Woe On Me
By: Beck Hansen

Written by: Beck Hansen

Alternate Titles:

a.k.a. Feel the Strain of Sorrow Never Ceasing

Versions:
  1. Woe On Me
    Available on One Foot In The Grave.
    Credits
    Beck Hansen: Guitar (Acoustic), Vocals
Live Versions: [show/hide]
  1. Woe On Me (KCRW)
 
 
Lyrics:
Woe On Me [Version (a)]:

On the old forgotten crossways where the fourteen rivers did meet
The bones of our elders were lying in the street
On the dark and dusty desert like a ghost I've flown
I barely cried, wherever I'd ride I'd never find a home
Woe on me, somehow I will feel more free
To wallow in the empty-headed peace
Where the plain-hearted sorrows never cease

Well I am just a ramshackle, I go from town to town
When there is no shelter, I lay down on the ground
I killed for no reason, I pissed upon the vine
Cussed and moaned and burned the bone when I had the time
Woe on me, somehow I will feel more free
To wallow in the empty-headed peace
Where the plain-hearted sorrows never cease

There's saints and there is animals, they've taken what they could
And it's written in the pages to do just what they should
They stood the test and burned the rest and tore them limb from limb
Like the fashion with no passion, they opened up their skin
Woe on me, somehow I will feel more free
To wallow in the empty-headed peace
Where the plain-hearted sorrows never cease
Woe On Me (KCRW) [Live version (a)]:

On the old forgotten crossways where the fourteen rivers did meet
The bones of our elders were lying in the street
On a dark and dusty desert like a ghost I've flown
I barely cried wherever I ride, I never found a home
Mmm feel the strain of sorrow never ceasing
Mmm feel the strain of sorrow never ceasing

I am a ramshackler, I go from town to town
And when there is no shelter, I lay down on the ground
I killed every reason they gave for me to stay
Cussed and moaned and burned to bone and dragged that thing away
Mmm you feel the peace of sorrow never ceasing
Mmm you feel the strain of sorrow never ceasing

There's saints and there's animals, they've taken what they could
And it's written in the pages: "Do just like they should"
They stood the test and burned the rest and tore them limb from limb
And it's marked upon their faces, it's written on their skin
Mmm feel the strain of sorrow never ceasing
Mmm feel the strain of sorrow never ceasing
 
The Song:

Initially, fans were aware of "Woe On Me" from his radio appearance on KCRW in 1995. Beck was there warming up for the next night, when he was to open for Johnny Cash, and so he tried out a handful of unheard songs and blues covers. For many years, this song was referred to as "Feel The Strain Of Sorrow" by fans (and even in Beck's introduction of the song, he said it was unnamed). The song was long forgotten by Beck, a one-off type thing, but also I think one of the more popular obscure tracks among fans and collectors.

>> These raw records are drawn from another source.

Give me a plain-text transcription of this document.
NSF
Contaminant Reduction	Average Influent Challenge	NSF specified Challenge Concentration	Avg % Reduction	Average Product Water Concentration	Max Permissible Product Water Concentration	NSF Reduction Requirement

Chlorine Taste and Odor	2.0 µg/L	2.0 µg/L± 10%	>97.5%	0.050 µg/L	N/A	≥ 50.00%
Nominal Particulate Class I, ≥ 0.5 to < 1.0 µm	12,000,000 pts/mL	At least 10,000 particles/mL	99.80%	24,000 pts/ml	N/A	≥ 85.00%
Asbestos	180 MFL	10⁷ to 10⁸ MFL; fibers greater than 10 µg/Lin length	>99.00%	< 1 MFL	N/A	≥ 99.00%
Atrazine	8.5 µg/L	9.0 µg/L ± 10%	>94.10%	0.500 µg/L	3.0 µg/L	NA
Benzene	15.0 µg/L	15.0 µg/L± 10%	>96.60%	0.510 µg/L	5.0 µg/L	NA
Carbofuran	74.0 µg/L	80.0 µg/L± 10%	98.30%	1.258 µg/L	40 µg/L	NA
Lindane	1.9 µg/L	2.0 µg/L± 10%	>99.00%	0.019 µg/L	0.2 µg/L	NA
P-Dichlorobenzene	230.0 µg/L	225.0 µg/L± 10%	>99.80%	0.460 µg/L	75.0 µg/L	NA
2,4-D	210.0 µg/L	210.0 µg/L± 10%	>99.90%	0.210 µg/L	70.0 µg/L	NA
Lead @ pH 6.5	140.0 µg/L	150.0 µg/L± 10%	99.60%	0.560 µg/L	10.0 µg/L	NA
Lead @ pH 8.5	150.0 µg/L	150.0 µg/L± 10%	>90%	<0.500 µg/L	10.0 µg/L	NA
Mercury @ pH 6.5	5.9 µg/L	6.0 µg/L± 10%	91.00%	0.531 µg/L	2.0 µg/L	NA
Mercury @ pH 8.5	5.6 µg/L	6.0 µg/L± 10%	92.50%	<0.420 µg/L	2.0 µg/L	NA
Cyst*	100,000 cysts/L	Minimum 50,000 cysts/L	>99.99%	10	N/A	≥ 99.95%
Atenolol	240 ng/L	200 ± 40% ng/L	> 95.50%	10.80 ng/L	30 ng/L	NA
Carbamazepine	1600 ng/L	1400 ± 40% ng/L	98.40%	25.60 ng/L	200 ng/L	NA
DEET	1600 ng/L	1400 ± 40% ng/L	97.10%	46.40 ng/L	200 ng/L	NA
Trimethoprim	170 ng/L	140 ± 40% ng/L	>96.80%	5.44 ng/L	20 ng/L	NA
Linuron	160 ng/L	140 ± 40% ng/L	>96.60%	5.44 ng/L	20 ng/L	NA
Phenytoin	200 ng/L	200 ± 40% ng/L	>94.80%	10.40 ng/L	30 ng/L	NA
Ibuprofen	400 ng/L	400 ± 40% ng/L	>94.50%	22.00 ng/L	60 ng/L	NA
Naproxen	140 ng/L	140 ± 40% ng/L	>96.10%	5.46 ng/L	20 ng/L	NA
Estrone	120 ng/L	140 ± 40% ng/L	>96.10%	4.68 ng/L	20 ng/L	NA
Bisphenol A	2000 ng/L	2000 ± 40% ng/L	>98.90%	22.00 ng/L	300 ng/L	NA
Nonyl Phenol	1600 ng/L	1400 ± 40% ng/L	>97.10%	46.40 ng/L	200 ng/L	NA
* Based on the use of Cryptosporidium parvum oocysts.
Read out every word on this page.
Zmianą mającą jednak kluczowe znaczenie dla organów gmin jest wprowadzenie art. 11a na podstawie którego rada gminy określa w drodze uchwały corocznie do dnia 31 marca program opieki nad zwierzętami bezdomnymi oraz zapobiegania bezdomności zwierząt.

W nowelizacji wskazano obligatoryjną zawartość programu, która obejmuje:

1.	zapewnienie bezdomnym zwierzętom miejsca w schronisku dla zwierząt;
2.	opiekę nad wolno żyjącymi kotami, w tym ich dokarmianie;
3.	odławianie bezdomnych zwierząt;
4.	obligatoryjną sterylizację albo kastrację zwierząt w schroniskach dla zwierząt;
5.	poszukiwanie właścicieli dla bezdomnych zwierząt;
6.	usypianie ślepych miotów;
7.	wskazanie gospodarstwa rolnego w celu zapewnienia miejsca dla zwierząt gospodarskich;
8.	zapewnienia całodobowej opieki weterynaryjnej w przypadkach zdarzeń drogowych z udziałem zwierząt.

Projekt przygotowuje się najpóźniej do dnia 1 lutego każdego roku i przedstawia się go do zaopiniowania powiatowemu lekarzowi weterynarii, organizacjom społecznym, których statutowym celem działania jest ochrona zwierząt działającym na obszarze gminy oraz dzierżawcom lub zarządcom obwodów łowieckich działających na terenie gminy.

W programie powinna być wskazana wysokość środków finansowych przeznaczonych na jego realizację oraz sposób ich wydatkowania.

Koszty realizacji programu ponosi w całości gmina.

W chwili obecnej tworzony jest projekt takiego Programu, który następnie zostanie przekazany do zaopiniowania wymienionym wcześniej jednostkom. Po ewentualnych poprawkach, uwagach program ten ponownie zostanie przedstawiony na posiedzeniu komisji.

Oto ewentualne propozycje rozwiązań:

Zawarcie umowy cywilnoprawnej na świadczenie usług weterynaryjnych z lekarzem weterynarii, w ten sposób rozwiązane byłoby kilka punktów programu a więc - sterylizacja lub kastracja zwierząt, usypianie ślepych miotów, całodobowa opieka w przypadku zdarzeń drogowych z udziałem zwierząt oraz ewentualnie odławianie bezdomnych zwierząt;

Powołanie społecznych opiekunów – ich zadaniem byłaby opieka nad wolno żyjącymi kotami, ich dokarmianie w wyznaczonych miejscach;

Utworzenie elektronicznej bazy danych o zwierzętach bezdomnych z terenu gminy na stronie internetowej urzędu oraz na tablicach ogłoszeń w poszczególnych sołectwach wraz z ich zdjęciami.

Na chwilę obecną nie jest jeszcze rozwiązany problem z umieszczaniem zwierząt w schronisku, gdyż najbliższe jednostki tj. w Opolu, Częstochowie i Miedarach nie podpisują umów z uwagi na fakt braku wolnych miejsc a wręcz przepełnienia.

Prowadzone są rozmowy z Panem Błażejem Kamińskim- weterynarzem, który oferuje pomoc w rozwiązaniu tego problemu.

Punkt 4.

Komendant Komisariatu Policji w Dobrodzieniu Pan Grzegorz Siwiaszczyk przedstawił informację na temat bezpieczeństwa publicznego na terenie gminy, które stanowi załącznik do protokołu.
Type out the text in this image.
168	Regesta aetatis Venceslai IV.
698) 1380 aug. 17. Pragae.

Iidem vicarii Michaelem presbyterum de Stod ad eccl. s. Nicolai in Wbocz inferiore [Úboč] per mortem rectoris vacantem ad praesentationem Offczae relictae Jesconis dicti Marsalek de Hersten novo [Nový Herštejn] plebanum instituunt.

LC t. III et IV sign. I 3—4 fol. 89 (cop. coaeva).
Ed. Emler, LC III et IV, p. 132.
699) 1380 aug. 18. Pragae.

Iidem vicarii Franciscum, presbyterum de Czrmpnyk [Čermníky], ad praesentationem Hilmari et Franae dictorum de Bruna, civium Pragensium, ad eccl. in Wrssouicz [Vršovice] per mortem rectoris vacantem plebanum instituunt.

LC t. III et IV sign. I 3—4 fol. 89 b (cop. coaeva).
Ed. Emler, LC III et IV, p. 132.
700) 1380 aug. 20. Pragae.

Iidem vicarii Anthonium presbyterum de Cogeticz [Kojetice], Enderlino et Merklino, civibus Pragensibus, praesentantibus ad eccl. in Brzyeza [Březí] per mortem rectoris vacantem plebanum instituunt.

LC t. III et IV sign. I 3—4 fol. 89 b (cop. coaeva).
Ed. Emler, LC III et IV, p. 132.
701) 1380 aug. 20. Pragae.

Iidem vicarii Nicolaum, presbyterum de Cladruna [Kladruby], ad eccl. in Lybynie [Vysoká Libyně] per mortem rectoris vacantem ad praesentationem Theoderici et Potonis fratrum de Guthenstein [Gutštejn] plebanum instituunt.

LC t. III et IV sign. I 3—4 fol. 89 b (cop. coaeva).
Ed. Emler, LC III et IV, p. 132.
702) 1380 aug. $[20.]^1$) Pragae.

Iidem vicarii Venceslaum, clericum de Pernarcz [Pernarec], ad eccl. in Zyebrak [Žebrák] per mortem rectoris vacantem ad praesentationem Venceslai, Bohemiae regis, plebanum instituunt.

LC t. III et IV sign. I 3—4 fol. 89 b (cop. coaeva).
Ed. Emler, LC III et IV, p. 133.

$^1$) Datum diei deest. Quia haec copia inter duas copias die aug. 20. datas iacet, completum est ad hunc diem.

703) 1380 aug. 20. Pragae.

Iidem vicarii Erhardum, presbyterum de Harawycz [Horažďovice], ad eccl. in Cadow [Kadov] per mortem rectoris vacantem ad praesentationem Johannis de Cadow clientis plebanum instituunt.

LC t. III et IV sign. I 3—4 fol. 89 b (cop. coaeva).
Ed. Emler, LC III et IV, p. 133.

Then fourteen years later, in 2009, Beck put together a deluxe version of One Foot In The Grave. One of the tracks he added was his recording of this song! As Beck had explained on KCRW, originally the song was snappier, fancier, before he decided it should be more somber. Hearing the studio version indicates that this is true. The guitar is certainly snappier. And while most of the verses are fairly identical, he did originally have a wordier chorus. This wordier chorus gave the song it's official name of "Woe On Me."

Beck introduced his KCRW performance by sharing that this was of a "series of songs I wrote about this character...who lived about a hundred years ago." I don't know exactly which other songs are in this series, but probably "Fourteen Rivers Fourteen Floods" (this song alludes to fourteen rivers, must be a key part of Beck's made-up mythology) and "Curses" (performed at the same KCRW show) were some of them.

And knowing the song takes place so long ago really brings it into focus. I mean, there really is not any evident story in "Woe On Me," but it is a tale of a vagabond, going from desert to towns to rivers, only at home on the journey. We see lines and images like this throughout Beck's career, even on later things like Odelay. Beck's always found interest in writing about a drifter, traveling without a specific home. He rarely romanticizes it to any big degree, but knows that sometimes drifting is a necessity. He hints at a troubled past ("I killed for no reason") and recognizes his lot in life: "I barely cried / Wherever I'd ride I found a home." He is running to forget, to be able to empty his head and finally feel peace, to feel more free.

While I love the less wordy KCRW chorus -- the turn of phrase "feel the strain of sorrow never ceasing" is remarkable -- the longer chorus on One Foot really sharpens what is a fairly vague tale. There can be a fine line in a vague song between maintaining meaning and feeling like a blob of words. Beck does a remarkable job here keeping that character/story in focus, without being too revealing.
 
Live:

Played live once:
January 6, 1995

Beck's youthful voice, combining with the ancient images and lyrics, made his performance on KCRW special. This sadly is the only known performance and arrangement of the song.